Maulana Wahiduddin Khan | Spirituality in Islam
Spirituality or rabbaniyat, to use the Qur’anic term, is the elevation of the human condition to a plane on which the mind is focused on the higher, non-material realities of a godly existence. The opposite of spirituality is materialism, a course followed all too often in this world. One who takes this course, giving all his attention to worldly things, or to put it another way, one who centres his attention on mere appearances, is regarded as being materialistic. Conversely, one who rises above material things or appearances, who finds his focus of interest in non-material things, is regarded as being spiritual or godly. The latter is one who obeys the injunctions of the Qur’an.
To understand what constitutes materialism, imagine that you come across a palatial house, or see an attractive car being driven along the street. If a strong desire is kindled within you to have such things in your possession that is a clear indication that materialism is a major motivating factor in your life. One who sees the same things, but remains unaffected by the notions of luxury that they convey, and therefore feels no desire to acquire them, lives in a more rarefied sphere in which materialism plays no part. He sees no attraction in the lesser world of material appearances, being engrossed in the higher realities of the supremely spiritual life. The truly non-material person is never influenced by superficialities – his soul exists at too profound a level of spirituality.
This is true, and without any exaggeration. Those who live for worldly pleasures believe that gratification cannot be had except from material things. But this thinking is due to sheer ignorance. Worldly pleasure being the only thing that they have experienced, they imagine that for enjoyment they must depend solely on material things. Had they experienced spiritual pleasure, they would certainly have forgotten material pleasure. The pleasure to be derived from material things is limited in nature and very short-lived, whereas spiritual pleasure may be eternally savoured.

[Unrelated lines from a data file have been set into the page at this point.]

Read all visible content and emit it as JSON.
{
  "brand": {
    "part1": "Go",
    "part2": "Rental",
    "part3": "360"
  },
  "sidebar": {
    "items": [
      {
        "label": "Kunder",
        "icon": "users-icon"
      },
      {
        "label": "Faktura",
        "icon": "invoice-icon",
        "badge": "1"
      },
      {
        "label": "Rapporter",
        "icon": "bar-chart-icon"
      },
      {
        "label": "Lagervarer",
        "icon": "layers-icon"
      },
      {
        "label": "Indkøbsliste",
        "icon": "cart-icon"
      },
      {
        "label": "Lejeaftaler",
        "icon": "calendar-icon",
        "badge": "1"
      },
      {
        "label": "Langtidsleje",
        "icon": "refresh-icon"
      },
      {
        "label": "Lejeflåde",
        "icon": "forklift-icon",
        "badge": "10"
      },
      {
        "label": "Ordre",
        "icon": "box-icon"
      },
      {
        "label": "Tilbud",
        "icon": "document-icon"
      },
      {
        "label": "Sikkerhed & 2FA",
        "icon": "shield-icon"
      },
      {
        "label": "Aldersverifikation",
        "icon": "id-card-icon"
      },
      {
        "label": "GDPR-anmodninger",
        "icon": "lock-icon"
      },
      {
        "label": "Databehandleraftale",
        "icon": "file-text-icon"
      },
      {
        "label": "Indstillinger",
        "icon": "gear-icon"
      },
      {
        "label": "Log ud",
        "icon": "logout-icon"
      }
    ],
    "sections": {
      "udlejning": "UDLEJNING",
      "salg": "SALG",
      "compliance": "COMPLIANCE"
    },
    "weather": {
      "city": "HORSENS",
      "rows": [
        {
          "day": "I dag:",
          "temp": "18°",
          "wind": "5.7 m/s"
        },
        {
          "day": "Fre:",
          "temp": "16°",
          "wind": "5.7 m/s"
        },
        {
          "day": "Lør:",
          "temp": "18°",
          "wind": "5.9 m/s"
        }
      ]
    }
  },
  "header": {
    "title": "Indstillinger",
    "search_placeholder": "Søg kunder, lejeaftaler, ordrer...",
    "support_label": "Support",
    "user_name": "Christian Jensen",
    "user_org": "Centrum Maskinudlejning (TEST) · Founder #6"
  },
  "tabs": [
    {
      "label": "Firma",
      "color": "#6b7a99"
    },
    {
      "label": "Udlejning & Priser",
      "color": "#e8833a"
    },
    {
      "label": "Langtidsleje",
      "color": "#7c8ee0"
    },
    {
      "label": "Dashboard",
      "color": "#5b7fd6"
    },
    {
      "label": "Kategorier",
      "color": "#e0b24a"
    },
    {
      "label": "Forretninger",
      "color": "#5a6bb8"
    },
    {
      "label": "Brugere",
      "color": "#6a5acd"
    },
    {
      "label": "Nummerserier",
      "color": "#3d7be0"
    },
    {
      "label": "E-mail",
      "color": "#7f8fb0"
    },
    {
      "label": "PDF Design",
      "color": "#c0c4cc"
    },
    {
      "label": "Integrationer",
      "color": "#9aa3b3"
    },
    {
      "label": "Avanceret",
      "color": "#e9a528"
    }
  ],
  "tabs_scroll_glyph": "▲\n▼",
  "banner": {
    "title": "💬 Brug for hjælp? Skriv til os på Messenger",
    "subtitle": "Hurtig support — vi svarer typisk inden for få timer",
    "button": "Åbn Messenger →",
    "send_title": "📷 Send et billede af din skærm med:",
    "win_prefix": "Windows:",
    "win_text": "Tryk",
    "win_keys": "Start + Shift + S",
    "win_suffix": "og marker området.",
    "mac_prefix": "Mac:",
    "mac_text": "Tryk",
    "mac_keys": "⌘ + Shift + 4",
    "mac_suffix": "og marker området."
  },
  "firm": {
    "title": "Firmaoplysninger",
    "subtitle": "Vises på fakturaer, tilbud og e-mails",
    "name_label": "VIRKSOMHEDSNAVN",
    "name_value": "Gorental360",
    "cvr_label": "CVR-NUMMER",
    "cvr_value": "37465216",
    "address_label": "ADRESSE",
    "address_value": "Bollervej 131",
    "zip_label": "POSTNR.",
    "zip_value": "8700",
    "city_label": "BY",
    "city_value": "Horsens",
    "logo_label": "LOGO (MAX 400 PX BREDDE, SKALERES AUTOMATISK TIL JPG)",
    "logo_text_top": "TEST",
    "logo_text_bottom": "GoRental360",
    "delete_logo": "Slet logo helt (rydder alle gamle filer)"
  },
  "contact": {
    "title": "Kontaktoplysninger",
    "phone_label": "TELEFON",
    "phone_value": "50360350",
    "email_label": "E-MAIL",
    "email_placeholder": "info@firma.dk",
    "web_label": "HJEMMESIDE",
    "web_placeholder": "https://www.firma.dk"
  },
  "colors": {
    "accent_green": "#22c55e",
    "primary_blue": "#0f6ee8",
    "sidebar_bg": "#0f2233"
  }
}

Eating tasty food certainly gives us a sense of enjoyment. But it is only when the experience of eating such food results in an outpouring of thanksgiving to God that our pleasure knows no bounds. Traveling in a modern car is also enjoyable, but the pleasure which comes from a deep perception of reality, —i.e. the realization of the indescribably unique power of God as manifested in the world in the form of cars, aeroplanes and all the other modern amenities created for man’s comfort—is far superior to that which one experiences while traveling in a luxurious automobile.
The materialistic person can find pleasure only in something, which he or she actually experiences. But the spiritual person lives on a higher plane. For him, even seeing things in another’s possession occasions an outpouring from the innermost recesses of his heart of God’s gratefulness. Another’s material pleasure transforms itself into a spiritual pleasure for him as well. A materially minded person sees only the creature, while a spiritually inclined person sees the splendour of the Creator through the creature.
Furthermore, in the spiritual world there is no great difference between comfort and deprivation. What one gains from experiences of material pleasure is of far less value than what one gains from experiences of deprivation. The tears of pain flowing from an aching heart give far greater satisfaction than the laughter of happiness. The greatest source of pleasure is in the remembrance of God. It is this reality, which finds expression in the following verse of the Qur’an:
“It is only in the remembrance of God that hearts are comforted.” (13:28)
Here ‘comfort’ means not just the temporary solace to be found in everyday convenience, but the real comfort with its implications of peace of mind that can stem only from God Almighty. Man by nature is an idealistic creature. Anything short of ideal can attract only fitful attention from him, whereas true and lasting comfort can be achieved only through the Perfect Being.
Existing at the level of materialism is like descending into animality. Materialism is, in other words, a form of shallowness. The real man is one who discovers the secret of living on the elevated plane of spirituality. If in materialism there is the pleasure of laughter; in spirituality, there is the pleasure of pain. If materialism is to live a life of limitations, spirituality is to live in limitlessness.